What are the common challenges in working with hyperthermophilic proteins like PH1321 and how can they be addressed?

Researchers working with hyperthermophilic proteins like PH1321 commonly encounter several challenges that require specific methodological solutions:

• Inconsistent activity measurements:

  • Problem: Standard activity assays may not be optimized for thermophilic conditions

  • Solution: Develop temperature-controlled assay platforms with pre-equilibration steps; use thermostable reagents and buffers; include internal standards for normalization

• Protein aggregation during expression:

  • Problem: Hyperthermophilic proteins may misfold at mesophilic expression temperatures

  • Solution: Lower induction temperature to 18-25°C; co-express with chaperones; use solubility-enhancing fusion tags; consider cell-free expression systems

• Improper folding in heterologous systems:

  • Problem: E. coli may lack specific factors needed for proper folding

  • Solution: Consider refolding protocols from inclusion bodies; explore expression in other hosts like yeast; implement denaturation-renaturation cycles with gradual temperature increases

• Thermostability assessment challenges:

  • Problem: Conventional stability assays may be insufficient for hyperthermophilic proteins

  • Solution: Use differential scanning calorimetry with extended temperature ranges; implement thermal shift assays with specialized high-temperature fluorescent dyes; develop activity retention assays after prolonged high-temperature incubation

Each of these methodological approaches has been successfully applied to other P. horikoshii proteins and can be adapted to address specific challenges with PH1321.

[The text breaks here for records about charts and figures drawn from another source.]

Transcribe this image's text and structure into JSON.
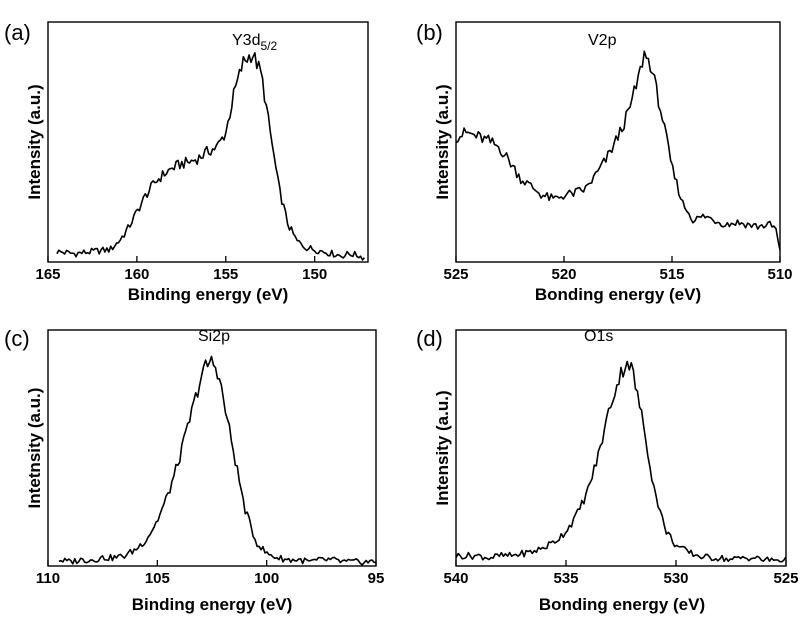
{
  "figure_title": "",
  "chart_data": [
    {
      "id": "a",
      "type": "line",
      "panel_label": "(a)",
      "title": "",
      "xlabel": "Binding energy (eV)",
      "ylabel": "Intensity (a.u.)",
      "peak_label": "Y3d",
      "peak_label_sub": "5/2",
      "xlim": [
        165,
        147
      ],
      "xticks": [
        165,
        160,
        155,
        150
      ],
      "ylim": [
        0,
        1.15
      ],
      "grid": false,
      "legend": "none",
      "series": [
        {
          "name": "Y3d5/2",
          "x": [
            164.5,
            163.5,
            162.5,
            161.5,
            161,
            160.5,
            160,
            159.5,
            159,
            158.5,
            158,
            157.5,
            157,
            156.5,
            156,
            155.5,
            155,
            154.5,
            154,
            153.5,
            153,
            152.5,
            152,
            151.5,
            151,
            150.5,
            150,
            149.5,
            149,
            148.5,
            148,
            147.5,
            147.2
          ],
          "y": [
            0.05,
            0.04,
            0.05,
            0.06,
            0.1,
            0.16,
            0.24,
            0.32,
            0.38,
            0.42,
            0.45,
            0.47,
            0.48,
            0.5,
            0.53,
            0.55,
            0.62,
            0.82,
            0.96,
            1.0,
            0.9,
            0.62,
            0.35,
            0.18,
            0.1,
            0.07,
            0.06,
            0.05,
            0.04,
            0.03,
            0.04,
            0.03,
            0.02
          ]
        }
      ]
    },
    {
      "id": "b",
      "type": "line",
      "panel_label": "(b)",
      "title": "",
      "xlabel": "Bonding energy (eV)",
      "ylabel": "Intensity (a.u.)",
      "peak_label": "V2p",
      "peak_label_sub": "",
      "xlim": [
        525,
        510
      ],
      "xticks": [
        525,
        520,
        515,
        510
      ],
      "ylim": [
        0,
        1.15
      ],
      "grid": false,
      "legend": "none",
      "series": [
        {
          "name": "V2p",
          "x": [
            525,
            524.5,
            524,
            523.5,
            523,
            522.5,
            522,
            521.5,
            521,
            520.5,
            520,
            519.5,
            519,
            518.5,
            518,
            517.5,
            517,
            516.5,
            516.3,
            516,
            515.5,
            515,
            514.5,
            514,
            513.5,
            513,
            512.5,
            512,
            511.5,
            511,
            510.5,
            510.2,
            510
          ],
          "y": [
            0.6,
            0.62,
            0.6,
            0.58,
            0.55,
            0.48,
            0.4,
            0.36,
            0.32,
            0.3,
            0.32,
            0.33,
            0.35,
            0.42,
            0.5,
            0.6,
            0.72,
            0.9,
            1.0,
            0.95,
            0.72,
            0.45,
            0.28,
            0.2,
            0.22,
            0.2,
            0.18,
            0.19,
            0.18,
            0.17,
            0.18,
            0.16,
            0.05
          ]
        }
      ]
    },
    {
      "id": "c",
      "type": "line",
      "panel_label": "(c)",
      "title": "",
      "xlabel": "Binding energy (eV)",
      "ylabel": "Intetnsity (a.u.)",
      "peak_label": "Si2p",
      "peak_label_sub": "",
      "xlim": [
        110,
        95
      ],
      "xticks": [
        110,
        105,
        100,
        95
      ],
      "ylim": [
        0,
        1.15
      ],
      "grid": false,
      "legend": "none",
      "series": [
        {
          "name": "Si2p",
          "x": [
            109.5,
            109,
            108.5,
            108,
            107.5,
            107,
            106.5,
            106,
            105.5,
            105,
            104.5,
            104,
            103.5,
            103,
            102.8,
            102.5,
            102.2,
            102,
            101.5,
            101,
            100.5,
            100,
            99.5,
            99,
            98.5,
            98,
            97.5,
            97,
            96.5,
            96,
            95.5,
            95
          ],
          "y": [
            0.03,
            0.02,
            0.03,
            0.03,
            0.04,
            0.04,
            0.05,
            0.08,
            0.13,
            0.22,
            0.35,
            0.52,
            0.72,
            0.92,
            0.97,
            1.0,
            0.94,
            0.82,
            0.55,
            0.28,
            0.12,
            0.06,
            0.04,
            0.03,
            0.03,
            0.02,
            0.03,
            0.03,
            0.02,
            0.02,
            0.02,
            0.02
          ]
        }
      ]
    },
    {
      "id": "d",
      "type": "line",
      "panel_label": "(d)",
      "title": "",
      "xlabel": "Bonding energy (eV)",
      "ylabel": "Intensity (a.u.)",
      "peak_label": "O1s",
      "peak_label_sub": "",
      "xlim": [
        540,
        525
      ],
      "xticks": [
        540,
        535,
        530,
        525
      ],
      "ylim": [
        0,
        1.15
      ],
      "grid": false,
      "legend": "none",
      "series": [
        {
          "name": "O1s",
          "x": [
            540,
            539,
            538.5,
            538,
            537.5,
            537,
            536.5,
            536,
            535.5,
            535,
            534.5,
            534,
            533.5,
            533,
            532.5,
            532.2,
            532,
            531.5,
            531,
            530.5,
            530,
            529.5,
            529,
            528.5,
            528,
            527.5,
            527,
            526.5,
            526,
            525.5,
            525
          ],
          "y": [
            0.05,
            0.05,
            0.04,
            0.05,
            0.05,
            0.06,
            0.07,
            0.09,
            0.12,
            0.17,
            0.25,
            0.37,
            0.55,
            0.78,
            0.94,
            1.0,
            0.96,
            0.7,
            0.38,
            0.18,
            0.1,
            0.07,
            0.05,
            0.04,
            0.04,
            0.03,
            0.04,
            0.04,
            0.03,
            0.03,
            0.03
          ]
        }
      ]
    }
  ]
}
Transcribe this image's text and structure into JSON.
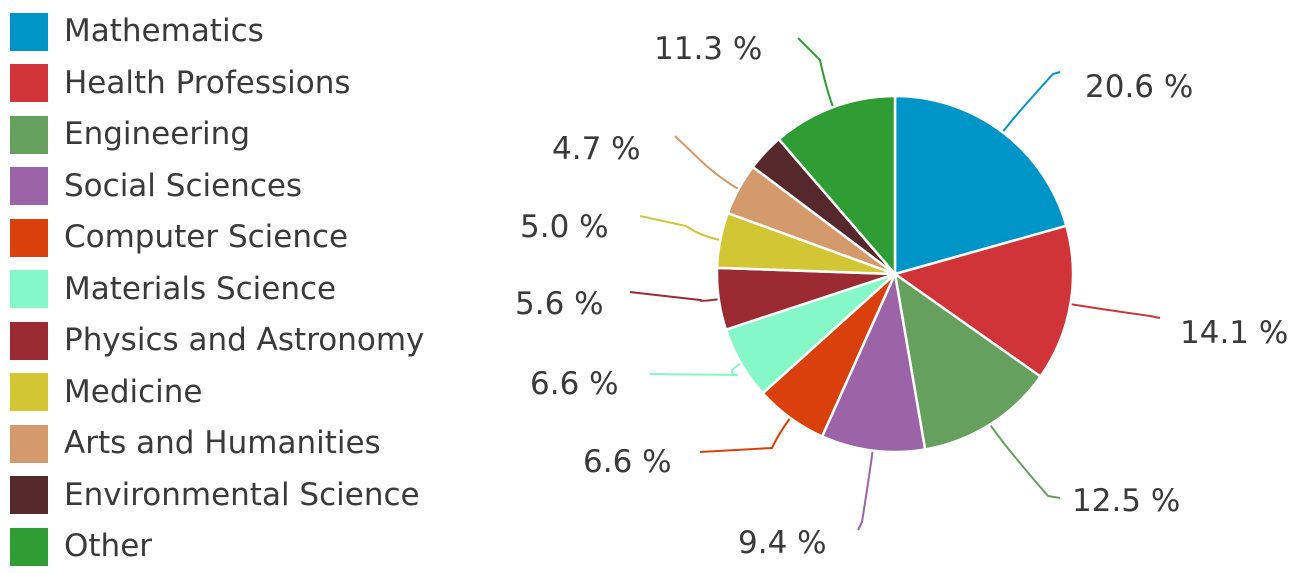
{
  "chart_data": {
    "type": "pie",
    "title": "",
    "legend_position": "left",
    "slices": [
      {
        "label": "Mathematics",
        "value": 20.6,
        "value_label": "20.6 %",
        "color": "#0095c8"
      },
      {
        "label": "Health Professions",
        "value": 14.1,
        "value_label": "14.1 %",
        "color": "#d03438"
      },
      {
        "label": "Engineering",
        "value": 12.5,
        "value_label": "12.5 %",
        "color": "#66a05e"
      },
      {
        "label": "Social Sciences",
        "value": 9.4,
        "value_label": "9.4 %",
        "color": "#9c64a8"
      },
      {
        "label": "Computer Science",
        "value": 6.6,
        "value_label": "6.6 %",
        "color": "#d9400b"
      },
      {
        "label": "Materials Science",
        "value": 6.6,
        "value_label": "6.6 %",
        "color": "#86f7c6"
      },
      {
        "label": "Physics and Astronomy",
        "value": 5.6,
        "value_label": "5.6 %",
        "color": "#9b2a33"
      },
      {
        "label": "Medicine",
        "value": 5.0,
        "value_label": "5.0 %",
        "color": "#d3c634"
      },
      {
        "label": "Arts and Humanities",
        "value": 4.7,
        "value_label": "4.7 %",
        "color": "#d59a6c"
      },
      {
        "label": "Environmental Science",
        "value": 3.4,
        "value_label": "",
        "color": "#55292b"
      },
      {
        "label": "Other",
        "value": 11.3,
        "value_label": "11.3 %",
        "color": "#2f9c34"
      }
    ]
  }
}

How should researchers approach contradictory results when characterizing PH1321?

When confronted with contradictory results in PH1321 characterization studies, implement this systematic resolution framework:

• Data validation and quality assessment:

  • Re-examine raw data and experimental controls for all contradictory results

  • Evaluate statistical power and significance through power analysis

  • Verify reagent quality and instrument calibration

• Systematic variation analysis:

  • Design controlled experiments that explicitly test contradictory findings

  • Implement a full factorial design varying potential confounding variables

  • Use DOE (Design of Experiments) methodology to identify interaction effects

• Method-dependent effects evaluation:

  • Compare results obtained through different methodological approaches

  • Consider if contradictions arise from method-specific artifacts

  • Develop orthogonal validation techniques for key findings

• Collaborative verification:

  • Share materials with collaborating laboratories for independent verification

  • Standardize protocols across research groups

  • Implement blinded analysis to reduce confirmation bias

This structured approach helps distinguish between genuine biological complexity and experimental artifacts, particularly important when working with challenging proteins from extremophilic organisms.